It’s hard to share the author’s optimism. He mentions several formerly Communist countries. But they each had undergone a revolution, or perhaps evolution since they weren’t violent, from a totally different political and economic system, while the U.S. is ever so slowly sliding into some form of quasi-socialism, and doing so evidently imperceptibly to the half of the voting electorate who voted for the card carrying Communist, and the half of total electorate who didn’t bother to vote at all. And those post-Communist countries are not all doing so well either.
A better, more accurate model of how a decline happens would be, I think, Argentina, once in the top five or six economies on the planet, before the lovely Peron couple showed up and mocked it all up so much that even a military coup couldn’t fix things up.

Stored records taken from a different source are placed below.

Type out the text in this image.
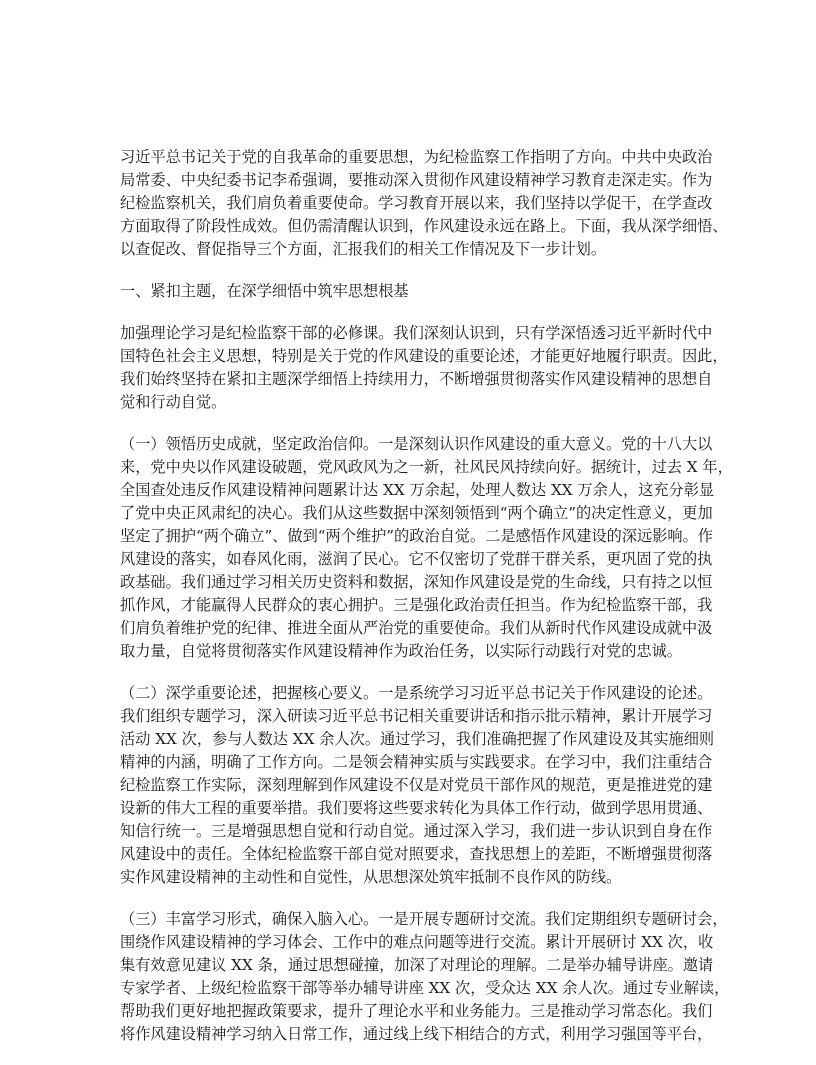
习近平总书记关于党的自我革命的重要思想，为纪检监察工作指明了方向。中共中央政治
局常委、中央纪委书记李希强调，要推动深入贯彻作风建设精神学习教育走深走实。作为
纪检监察机关，我们肩负着重要使命。学习教育开展以来，我们坚持以学促干，在学查改
方面取得了阶段性成效。但仍需清醒认识到，作风建设永远在路上。下面，我从深学细悟、
以查促改、督促指导三个方面，汇报我们的相关工作情况及下一步计划。
一、紧扣主题，在深学细悟中筑牢思想根基
加强理论学习是纪检监察干部的必修课。我们深刻认识到，只有学深悟透习近平新时代中
国特色社会主义思想，特别是关于党的作风建设的重要论述，才能更好地履行职责。因此，
我们始终坚持在紧扣主题深学细悟上持续用力，不断增强贯彻落实作风建设精神的思想自
觉和行动自觉。
（一）领悟历史成就，坚定政治信仰。一是深刻认识作风建设的重大意义。党的十八大以
来，党中央以作风建设破题，党风政风为之一新，社风民风持续向好。据统计，过去 X 年，
全国查处违反作风建设精神问题累计达 XX 万余起，处理人数达 XX 万余人，这充分彰显
了党中央正风肃纪的决心。我们从这些数据中深刻领悟到“两个确立”的决定性意义，更加
坚定了拥护“两个确立”、做到“两个维护”的政治自觉。二是感悟作风建设的深远影响。作
风建设的落实，如春风化雨，滋润了民心。它不仅密切了党群干群关系，更巩固了党的执
政基础。我们通过学习相关历史资料和数据，深知作风建设是党的生命线，只有持之以恒
抓作风，才能赢得人民群众的衷心拥护。三是强化政治责任担当。作为纪检监察干部，我
们肩负着维护党的纪律、推进全面从严治党的重要使命。我们从新时代作风建设成就中汲
取力量，自觉将贯彻落实作风建设精神作为政治任务，以实际行动践行对党的忠诚。
（二）深学重要论述，把握核心要义。一是系统学习习近平总书记关于作风建设的论述。
我们组织专题学习，深入研读习近平总书记相关重要讲话和指示批示精神，累计开展学习
活动 XX 次，参与人数达 XX 余人次。通过学习，我们准确把握了作风建设及其实施细则
精神的内涵，明确了工作方向。二是领会精神实质与实践要求。在学习中，我们注重结合
纪检监察工作实际，深刻理解到作风建设不仅是对党员干部作风的规范，更是推进党的建
设新的伟大工程的重要举措。我们要将这些要求转化为具体工作行动，做到学思用贯通、
知信行统一。三是增强思想自觉和行动自觉。通过深入学习，我们进一步认识到自身在作
风建设中的责任。全体纪检监察干部自觉对照要求，查找思想上的差距，不断增强贯彻落
实作风建设精神的主动性和自觉性，从思想深处筑牢抵制不良作风的防线。
（三）丰富学习形式，确保入脑入心。一是开展专题研讨交流。我们定期组织专题研讨会，
围绕作风建设精神的学习体会、工作中的难点问题等进行交流。累计开展研讨 XX 次，收
集有效意见建议 XX 条，通过思想碰撞，加深了对理论的理解。二是举办辅导讲座。邀请
专家学者、上级纪检监察干部等举办辅导讲座 XX 次，受众达 XX 余人次。通过专业解读，
帮助我们更好地把握政策要求，提升了理论水平和业务能力。三是推动学习常态化。我们
将作风建设精神学习纳入日常工作，通过线上线下相结合的方式，利用学习强国等平台，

We are becoming Argentina, as one Argentinian predicted on William F. Buckley’s TV show 30 years ago, and was casually dismissed by the ever smarter than thou William F. leaning way back in his chair. Argentina - a country of the poor and the very rich with the forever struggling middle class supporting both. Argentina is still limping along, and so will we.

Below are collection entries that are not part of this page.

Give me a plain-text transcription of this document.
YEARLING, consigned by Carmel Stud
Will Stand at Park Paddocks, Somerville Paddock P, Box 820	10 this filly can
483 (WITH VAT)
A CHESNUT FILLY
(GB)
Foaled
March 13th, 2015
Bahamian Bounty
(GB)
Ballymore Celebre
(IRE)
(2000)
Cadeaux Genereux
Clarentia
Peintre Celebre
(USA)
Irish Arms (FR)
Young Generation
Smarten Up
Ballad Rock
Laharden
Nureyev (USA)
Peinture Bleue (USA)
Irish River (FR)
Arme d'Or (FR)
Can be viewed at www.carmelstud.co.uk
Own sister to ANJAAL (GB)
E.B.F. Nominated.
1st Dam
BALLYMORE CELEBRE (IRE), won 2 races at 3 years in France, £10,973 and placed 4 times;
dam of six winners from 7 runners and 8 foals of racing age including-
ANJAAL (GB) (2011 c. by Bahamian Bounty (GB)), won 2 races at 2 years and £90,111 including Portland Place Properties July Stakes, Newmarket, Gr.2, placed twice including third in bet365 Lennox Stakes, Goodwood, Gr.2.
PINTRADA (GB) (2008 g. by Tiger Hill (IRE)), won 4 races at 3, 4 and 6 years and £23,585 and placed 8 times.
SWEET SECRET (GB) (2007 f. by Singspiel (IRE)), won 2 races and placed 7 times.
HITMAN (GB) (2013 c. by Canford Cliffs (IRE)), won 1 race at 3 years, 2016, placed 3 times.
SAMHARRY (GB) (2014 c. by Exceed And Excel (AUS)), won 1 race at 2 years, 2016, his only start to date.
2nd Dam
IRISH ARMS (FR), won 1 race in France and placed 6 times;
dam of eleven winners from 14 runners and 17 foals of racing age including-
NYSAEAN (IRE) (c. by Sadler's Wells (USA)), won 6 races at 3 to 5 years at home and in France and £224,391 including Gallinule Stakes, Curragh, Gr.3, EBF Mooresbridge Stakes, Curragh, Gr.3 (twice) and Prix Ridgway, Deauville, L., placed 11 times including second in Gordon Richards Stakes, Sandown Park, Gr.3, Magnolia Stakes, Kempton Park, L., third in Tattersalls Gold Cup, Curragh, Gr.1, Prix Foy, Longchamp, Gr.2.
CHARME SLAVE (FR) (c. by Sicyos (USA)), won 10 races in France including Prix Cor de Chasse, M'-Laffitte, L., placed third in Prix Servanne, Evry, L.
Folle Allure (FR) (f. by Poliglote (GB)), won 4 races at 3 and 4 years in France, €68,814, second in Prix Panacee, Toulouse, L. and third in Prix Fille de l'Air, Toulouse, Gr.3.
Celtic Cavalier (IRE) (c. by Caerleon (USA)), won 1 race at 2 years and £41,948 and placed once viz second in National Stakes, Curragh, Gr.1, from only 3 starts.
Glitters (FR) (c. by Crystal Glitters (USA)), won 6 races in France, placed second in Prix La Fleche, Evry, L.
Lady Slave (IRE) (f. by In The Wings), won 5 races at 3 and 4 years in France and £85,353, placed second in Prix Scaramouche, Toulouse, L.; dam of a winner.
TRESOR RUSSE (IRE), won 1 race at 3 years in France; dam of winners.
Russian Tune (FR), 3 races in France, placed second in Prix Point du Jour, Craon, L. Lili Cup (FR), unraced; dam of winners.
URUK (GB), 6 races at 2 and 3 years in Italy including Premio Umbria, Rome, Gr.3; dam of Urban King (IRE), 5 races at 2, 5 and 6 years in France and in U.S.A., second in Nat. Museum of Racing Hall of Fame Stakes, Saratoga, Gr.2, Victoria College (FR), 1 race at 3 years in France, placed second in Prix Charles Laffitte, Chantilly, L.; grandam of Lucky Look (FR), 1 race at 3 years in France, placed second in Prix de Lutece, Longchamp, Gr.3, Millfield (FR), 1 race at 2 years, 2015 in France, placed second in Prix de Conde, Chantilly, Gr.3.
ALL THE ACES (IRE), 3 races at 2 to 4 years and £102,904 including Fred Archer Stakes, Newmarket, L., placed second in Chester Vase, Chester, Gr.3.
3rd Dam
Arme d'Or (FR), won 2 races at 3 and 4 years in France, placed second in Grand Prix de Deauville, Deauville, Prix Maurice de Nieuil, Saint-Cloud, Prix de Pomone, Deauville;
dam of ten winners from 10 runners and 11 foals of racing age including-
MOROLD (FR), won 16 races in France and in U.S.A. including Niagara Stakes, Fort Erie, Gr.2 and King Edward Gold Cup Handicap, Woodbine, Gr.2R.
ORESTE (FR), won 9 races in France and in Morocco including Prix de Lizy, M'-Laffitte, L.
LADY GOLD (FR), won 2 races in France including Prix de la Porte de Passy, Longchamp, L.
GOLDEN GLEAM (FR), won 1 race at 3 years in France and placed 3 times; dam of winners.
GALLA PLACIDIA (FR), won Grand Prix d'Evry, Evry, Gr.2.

Yes sir, I meant “mucked it up”, as I always mean what I intend to say!
I think an optimistic outlook would be Japan's lost decade. Unless we have a major economic reform that literally unleashes America's productivity (massive energy production, exploration, etc) OR an entirely new economic sector emerges (think the internet boom out of pretty much nothing), we could simply hope for a long, stagnation versus worst possibilities.